Despite the fact that I do prefer books over people any time prior to eight a. m., I am not an introvert. Nerd, yes. Instrospective, yes. Introvert, not so much. But the truth is that I have lived my entire life guarded. I am extremely self-protective. Where Maylee avoids social interaction, I try to control it. I hide myself until the game is over. Maybe everyone does to a certain extent. I mean, we learn this. Pain is a powerful teacher. We swear after the first time we are rejected for being who we are that it will be the last. We become someone else more pleasing, less pleasing, or altogether absent. One way or another, we hide.
Little wonder! It is a fearful thing to be vulnerable; exposed; honest about who we really are. Rejection often gives way to isolation, anonymity, and a general superficiality with everyone all the time.
This is a problem for everyone, but it is particularly a problem for deep, analytical thinkers. We need our schematics to connect. Our world is very complex. Superficiality has no place. Our circuits must close and open properly, lest we get shocked, start a fire, or stay in the dark alone.
What we often fail to realize is that rest in Daddy’s arms is the only place true peace is found. Even if it all made sense; even if life’s math all worked out; even if I wasn’t afraid or anxious or hurt or lonely – the only place closure and connection could truly be found would still be lying in Daddy’s lap allowing him to know me; learning to know him.
I read a blog about an old study about scientifically trying to make people fall in love recently printed in the New York Times. (Apparently it doesn’t work for people who are already in love. My husband and I tried it and ended up arguing.) Anyway, the writer did get one thing right. She said, “…the story isn’t about us; it’s about what it means to bother to know someone, which is really a story about what it means to be known.” ~Mandy Len Carton
Only my heavenly father can give me the confidence it takes to get my borrowed shoes on and throw the balls I can barely lift down life’s alley. Because at the end of the day, that’s all our time and space in this world is – borrowed. The things that belong to us are better.
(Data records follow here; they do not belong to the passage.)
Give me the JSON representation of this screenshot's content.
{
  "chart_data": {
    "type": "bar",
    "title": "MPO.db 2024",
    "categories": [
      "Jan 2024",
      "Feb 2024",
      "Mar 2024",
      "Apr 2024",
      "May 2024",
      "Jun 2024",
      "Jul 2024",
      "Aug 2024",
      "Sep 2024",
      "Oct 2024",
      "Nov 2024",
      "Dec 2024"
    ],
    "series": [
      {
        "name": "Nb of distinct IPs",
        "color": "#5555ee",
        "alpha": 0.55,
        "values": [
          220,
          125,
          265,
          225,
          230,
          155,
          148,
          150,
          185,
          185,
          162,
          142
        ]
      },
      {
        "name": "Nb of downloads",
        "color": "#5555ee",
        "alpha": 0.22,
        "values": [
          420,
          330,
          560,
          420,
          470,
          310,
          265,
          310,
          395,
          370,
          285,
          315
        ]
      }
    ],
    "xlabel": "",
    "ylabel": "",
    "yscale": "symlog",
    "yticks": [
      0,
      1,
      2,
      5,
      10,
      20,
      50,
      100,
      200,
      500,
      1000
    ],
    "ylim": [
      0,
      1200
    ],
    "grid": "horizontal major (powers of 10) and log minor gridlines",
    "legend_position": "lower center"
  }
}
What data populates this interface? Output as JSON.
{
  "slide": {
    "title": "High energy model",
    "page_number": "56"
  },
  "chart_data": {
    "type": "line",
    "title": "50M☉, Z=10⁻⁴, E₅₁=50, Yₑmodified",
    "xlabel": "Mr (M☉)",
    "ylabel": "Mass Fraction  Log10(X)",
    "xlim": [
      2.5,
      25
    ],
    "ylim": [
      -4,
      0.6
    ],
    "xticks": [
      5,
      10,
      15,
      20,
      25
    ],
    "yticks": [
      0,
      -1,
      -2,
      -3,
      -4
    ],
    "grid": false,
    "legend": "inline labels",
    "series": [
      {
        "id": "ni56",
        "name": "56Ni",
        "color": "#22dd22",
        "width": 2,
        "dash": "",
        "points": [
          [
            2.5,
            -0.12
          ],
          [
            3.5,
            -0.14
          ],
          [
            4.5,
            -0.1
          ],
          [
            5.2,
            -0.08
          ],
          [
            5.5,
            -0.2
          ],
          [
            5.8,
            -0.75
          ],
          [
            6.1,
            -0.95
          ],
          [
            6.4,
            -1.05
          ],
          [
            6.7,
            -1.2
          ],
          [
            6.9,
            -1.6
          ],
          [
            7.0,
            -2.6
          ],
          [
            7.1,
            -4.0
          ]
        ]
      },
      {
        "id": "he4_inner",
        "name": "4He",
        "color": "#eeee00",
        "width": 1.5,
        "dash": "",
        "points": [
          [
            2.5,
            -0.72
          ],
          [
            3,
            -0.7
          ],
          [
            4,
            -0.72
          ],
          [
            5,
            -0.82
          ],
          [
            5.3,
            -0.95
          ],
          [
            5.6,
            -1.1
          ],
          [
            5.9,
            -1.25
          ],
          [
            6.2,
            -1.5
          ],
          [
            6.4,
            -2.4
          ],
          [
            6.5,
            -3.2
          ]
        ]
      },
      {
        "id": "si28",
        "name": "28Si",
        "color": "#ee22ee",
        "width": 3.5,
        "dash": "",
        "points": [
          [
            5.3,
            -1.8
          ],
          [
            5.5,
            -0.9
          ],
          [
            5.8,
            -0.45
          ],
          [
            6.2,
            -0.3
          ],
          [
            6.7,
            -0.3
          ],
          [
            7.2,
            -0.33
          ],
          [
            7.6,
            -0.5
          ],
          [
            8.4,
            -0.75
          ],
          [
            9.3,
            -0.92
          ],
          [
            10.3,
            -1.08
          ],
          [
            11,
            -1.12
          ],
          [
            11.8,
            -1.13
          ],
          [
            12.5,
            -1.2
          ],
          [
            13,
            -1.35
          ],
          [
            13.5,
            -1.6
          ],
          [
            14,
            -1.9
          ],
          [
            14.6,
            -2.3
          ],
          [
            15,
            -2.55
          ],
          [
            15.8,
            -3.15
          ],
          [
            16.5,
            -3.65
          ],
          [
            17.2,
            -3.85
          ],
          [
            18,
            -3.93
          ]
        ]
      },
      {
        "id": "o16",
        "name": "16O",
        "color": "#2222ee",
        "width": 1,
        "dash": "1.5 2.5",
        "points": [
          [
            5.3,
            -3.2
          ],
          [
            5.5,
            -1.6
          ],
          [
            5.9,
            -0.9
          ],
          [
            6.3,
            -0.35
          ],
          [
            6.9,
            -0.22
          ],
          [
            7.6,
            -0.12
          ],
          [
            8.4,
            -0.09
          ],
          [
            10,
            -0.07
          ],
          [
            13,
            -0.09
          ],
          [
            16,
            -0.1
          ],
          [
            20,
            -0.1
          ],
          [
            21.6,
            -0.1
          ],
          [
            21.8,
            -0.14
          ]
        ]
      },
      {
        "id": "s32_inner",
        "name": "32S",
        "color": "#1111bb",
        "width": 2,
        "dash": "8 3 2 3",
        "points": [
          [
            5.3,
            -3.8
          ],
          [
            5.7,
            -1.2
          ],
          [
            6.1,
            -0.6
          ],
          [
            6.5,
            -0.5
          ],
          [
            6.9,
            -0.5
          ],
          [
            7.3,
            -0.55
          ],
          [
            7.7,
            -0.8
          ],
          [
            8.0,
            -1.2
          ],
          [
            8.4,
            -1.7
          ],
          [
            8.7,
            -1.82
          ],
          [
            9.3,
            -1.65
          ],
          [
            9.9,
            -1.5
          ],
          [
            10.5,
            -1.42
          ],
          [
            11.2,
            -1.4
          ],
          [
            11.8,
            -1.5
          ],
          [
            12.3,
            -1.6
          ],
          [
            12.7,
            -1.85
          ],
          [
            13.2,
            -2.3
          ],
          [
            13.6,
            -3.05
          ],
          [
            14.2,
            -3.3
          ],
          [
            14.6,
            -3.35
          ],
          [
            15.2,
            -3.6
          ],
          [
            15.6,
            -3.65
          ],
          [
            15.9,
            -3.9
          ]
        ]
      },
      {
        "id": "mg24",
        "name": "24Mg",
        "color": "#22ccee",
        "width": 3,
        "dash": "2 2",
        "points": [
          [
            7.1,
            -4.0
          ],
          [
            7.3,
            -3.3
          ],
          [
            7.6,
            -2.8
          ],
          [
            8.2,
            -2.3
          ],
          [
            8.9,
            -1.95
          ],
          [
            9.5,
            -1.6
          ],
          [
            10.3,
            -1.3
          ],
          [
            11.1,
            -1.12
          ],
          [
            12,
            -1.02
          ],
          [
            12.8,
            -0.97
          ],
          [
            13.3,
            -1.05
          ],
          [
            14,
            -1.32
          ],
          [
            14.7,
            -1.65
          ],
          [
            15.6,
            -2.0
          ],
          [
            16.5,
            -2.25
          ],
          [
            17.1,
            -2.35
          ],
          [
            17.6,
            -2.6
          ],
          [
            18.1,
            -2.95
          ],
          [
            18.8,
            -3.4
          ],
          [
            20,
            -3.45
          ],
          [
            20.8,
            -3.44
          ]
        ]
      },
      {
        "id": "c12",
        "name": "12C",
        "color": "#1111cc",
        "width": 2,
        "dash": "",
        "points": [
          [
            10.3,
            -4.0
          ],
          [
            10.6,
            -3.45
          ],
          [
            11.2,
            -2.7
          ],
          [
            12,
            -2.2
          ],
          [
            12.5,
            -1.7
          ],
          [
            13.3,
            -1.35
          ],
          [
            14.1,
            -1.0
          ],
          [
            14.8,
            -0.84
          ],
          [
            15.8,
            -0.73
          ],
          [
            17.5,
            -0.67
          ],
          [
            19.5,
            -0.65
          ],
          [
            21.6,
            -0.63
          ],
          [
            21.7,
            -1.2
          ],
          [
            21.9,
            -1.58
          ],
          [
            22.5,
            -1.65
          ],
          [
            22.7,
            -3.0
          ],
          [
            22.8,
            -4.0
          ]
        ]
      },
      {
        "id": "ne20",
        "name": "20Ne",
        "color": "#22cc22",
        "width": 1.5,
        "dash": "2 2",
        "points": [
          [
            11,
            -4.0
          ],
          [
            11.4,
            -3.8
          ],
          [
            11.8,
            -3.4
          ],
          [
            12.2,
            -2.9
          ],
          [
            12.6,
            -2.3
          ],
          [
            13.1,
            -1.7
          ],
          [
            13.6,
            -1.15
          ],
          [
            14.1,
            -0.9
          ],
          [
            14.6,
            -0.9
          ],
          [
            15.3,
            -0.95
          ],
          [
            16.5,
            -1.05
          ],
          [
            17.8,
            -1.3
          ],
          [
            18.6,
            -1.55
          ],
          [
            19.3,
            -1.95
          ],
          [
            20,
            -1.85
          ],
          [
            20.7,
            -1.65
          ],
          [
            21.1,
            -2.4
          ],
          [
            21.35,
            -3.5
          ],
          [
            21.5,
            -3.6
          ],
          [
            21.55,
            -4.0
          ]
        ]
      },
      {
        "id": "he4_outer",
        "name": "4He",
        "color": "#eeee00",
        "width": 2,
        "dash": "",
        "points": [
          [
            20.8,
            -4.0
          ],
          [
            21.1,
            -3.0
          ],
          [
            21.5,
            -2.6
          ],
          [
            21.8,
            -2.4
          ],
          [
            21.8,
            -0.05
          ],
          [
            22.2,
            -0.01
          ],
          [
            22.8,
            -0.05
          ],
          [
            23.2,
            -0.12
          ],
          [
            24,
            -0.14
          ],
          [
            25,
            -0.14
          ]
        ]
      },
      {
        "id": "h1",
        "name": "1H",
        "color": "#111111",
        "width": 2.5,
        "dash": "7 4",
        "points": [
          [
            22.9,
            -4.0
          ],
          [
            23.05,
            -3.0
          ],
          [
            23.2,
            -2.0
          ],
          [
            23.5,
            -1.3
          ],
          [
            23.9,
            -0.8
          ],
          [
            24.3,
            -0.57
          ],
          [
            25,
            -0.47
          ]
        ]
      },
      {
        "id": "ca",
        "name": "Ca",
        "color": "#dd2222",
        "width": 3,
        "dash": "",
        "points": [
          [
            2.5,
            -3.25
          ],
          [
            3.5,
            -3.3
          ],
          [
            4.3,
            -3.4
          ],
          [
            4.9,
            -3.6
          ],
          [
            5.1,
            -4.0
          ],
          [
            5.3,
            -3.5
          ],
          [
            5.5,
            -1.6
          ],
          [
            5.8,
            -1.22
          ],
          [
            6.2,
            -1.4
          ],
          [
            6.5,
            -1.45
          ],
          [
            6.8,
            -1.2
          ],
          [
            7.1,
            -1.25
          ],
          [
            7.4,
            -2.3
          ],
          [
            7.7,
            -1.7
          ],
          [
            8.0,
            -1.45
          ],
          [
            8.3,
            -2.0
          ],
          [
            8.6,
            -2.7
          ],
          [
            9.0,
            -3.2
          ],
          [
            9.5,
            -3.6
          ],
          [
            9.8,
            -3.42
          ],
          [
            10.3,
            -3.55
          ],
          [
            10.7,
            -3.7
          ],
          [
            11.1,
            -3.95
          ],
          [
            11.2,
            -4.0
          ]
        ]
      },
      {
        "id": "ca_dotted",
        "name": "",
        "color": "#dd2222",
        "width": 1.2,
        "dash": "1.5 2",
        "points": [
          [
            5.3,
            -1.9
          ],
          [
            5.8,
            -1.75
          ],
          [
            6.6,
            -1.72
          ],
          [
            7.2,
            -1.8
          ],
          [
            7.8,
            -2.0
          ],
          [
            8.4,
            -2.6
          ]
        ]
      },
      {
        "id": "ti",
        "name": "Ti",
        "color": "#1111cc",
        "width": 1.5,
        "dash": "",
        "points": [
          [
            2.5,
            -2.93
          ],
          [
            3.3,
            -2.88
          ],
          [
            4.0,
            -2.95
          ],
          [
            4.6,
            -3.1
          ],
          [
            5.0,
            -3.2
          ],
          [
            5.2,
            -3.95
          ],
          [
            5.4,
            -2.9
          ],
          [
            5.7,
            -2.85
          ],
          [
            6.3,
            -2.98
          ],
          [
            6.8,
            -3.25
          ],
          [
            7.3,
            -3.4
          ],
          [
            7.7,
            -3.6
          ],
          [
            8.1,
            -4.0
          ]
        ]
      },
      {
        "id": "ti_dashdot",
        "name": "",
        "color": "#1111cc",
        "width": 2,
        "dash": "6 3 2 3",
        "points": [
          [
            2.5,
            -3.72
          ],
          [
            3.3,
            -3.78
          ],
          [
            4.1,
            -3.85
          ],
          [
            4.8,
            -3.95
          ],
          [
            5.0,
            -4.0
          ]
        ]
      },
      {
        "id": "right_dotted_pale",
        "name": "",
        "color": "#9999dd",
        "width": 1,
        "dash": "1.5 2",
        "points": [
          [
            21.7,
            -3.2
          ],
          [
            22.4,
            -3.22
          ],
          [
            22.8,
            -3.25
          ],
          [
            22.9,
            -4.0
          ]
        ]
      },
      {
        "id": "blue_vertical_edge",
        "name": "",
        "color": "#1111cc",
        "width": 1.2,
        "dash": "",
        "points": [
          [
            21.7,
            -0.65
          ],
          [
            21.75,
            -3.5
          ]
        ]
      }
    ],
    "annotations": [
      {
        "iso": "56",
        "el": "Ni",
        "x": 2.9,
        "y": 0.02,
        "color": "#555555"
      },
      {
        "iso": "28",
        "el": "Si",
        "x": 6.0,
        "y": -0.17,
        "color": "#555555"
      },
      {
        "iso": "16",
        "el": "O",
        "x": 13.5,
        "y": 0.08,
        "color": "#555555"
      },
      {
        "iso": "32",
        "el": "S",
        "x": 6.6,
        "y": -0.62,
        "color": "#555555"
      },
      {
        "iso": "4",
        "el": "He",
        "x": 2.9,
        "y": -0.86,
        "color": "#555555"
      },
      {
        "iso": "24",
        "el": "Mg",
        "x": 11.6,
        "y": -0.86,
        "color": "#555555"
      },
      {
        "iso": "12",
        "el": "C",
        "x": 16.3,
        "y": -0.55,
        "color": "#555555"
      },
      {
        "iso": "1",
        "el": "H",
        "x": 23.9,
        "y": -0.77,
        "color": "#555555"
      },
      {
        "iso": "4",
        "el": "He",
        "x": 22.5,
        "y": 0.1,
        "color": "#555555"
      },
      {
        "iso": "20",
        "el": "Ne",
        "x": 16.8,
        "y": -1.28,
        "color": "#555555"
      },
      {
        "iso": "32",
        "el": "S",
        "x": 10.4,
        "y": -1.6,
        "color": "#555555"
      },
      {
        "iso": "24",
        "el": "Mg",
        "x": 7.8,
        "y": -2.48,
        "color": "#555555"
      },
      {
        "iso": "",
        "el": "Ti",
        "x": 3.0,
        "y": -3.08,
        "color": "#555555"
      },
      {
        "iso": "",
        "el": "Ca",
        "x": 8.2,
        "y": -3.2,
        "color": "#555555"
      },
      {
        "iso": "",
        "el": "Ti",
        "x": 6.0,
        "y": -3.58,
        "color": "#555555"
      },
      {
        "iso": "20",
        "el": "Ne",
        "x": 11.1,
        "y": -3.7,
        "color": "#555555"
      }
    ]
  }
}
My dad was electrical engineer. Maybe that’s why I’m often a resistor in this circuit we call life. I believe it’s who my heavenly father made me, though. Without resistors, current won’t flow. It’s not about who does or doesn’t like resistors or what we have to say. It’s about the grand schematic and the glory to come with it.
Regardless of who he has created us to be or what our vices or voices are, the solution is always found resting in our father’s arms. When we do so, his name is hallowed.